With the US cluster bomb munitions it just received, Ukraine could clear such minefields relatively efficiently. A single cluster bomb projectile releases hundreds of hand grenade-sized minibombs shortly before impact, hitting a defined area and detonating mines.
If Ukraine succeeds in such a targeted evacuation and subsequent advance, the hoped-for breakthrough could come soon, Mike Martin, a British war expert at the War Research Institute at London’s King’s College, told Deutsche Welle. “The Ukrainians have to break through the Russian positions in just one place, then the entire Russian forces in this region could collapse.” The relative calm of recent months says nothing about the future course of the war.

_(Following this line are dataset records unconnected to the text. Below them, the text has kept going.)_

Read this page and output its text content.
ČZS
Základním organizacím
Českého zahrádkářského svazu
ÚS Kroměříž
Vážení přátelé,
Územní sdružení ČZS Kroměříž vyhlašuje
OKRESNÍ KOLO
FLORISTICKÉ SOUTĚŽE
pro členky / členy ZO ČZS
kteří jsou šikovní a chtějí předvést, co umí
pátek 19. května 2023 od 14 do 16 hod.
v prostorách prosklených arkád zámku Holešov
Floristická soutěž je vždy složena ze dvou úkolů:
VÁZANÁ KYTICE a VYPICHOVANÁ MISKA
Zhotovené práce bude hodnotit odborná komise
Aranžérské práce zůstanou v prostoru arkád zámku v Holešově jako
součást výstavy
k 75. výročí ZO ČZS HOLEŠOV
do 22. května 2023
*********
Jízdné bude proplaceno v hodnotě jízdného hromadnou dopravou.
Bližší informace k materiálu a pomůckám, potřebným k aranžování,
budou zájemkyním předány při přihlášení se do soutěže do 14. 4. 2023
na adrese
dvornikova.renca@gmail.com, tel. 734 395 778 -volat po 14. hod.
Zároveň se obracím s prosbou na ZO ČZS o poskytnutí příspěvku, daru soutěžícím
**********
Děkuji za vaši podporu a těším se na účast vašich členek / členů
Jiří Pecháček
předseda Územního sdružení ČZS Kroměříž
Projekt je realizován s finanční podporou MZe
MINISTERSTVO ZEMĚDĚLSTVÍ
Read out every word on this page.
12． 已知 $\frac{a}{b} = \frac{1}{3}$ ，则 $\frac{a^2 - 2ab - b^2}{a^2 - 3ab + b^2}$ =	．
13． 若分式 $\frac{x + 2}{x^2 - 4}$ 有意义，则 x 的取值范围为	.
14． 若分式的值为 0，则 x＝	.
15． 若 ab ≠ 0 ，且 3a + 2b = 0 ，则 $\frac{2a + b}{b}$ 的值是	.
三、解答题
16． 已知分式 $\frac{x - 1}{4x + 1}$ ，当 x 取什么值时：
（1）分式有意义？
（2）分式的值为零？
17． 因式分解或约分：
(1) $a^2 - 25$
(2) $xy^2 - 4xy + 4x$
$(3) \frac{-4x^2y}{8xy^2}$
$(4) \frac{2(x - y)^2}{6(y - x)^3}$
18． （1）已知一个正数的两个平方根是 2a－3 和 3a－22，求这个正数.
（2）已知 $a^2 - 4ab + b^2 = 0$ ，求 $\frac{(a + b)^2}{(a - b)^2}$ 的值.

Such a breakthrough through the Russian front would also be promising, as the Russians apparently have only a few reservists behind their previously stable defense systems. At least that is what British Defense Minister Ben Wallace (53) claimed last week during a performance on the sidelines of the NATO summit in Vilnius.
The smooth advance of Wagner’s troops towards Moscow showed that Putin had hardly any active reserves on his side. Wallace was convinced that the Ukrainian counter-offensive would eventually succeed: “We underestimated Ukraine from day one of this war. And we still do to this day.”
Source: Blick
I am Amelia James, a passionate journalist with a deep-rooted interest in current affairs. I have more than five years of experience in the media industry, working both as an author and editor for 24 Instant News. My main focus lies in international news, particularly regional conflicts and political issues around the world.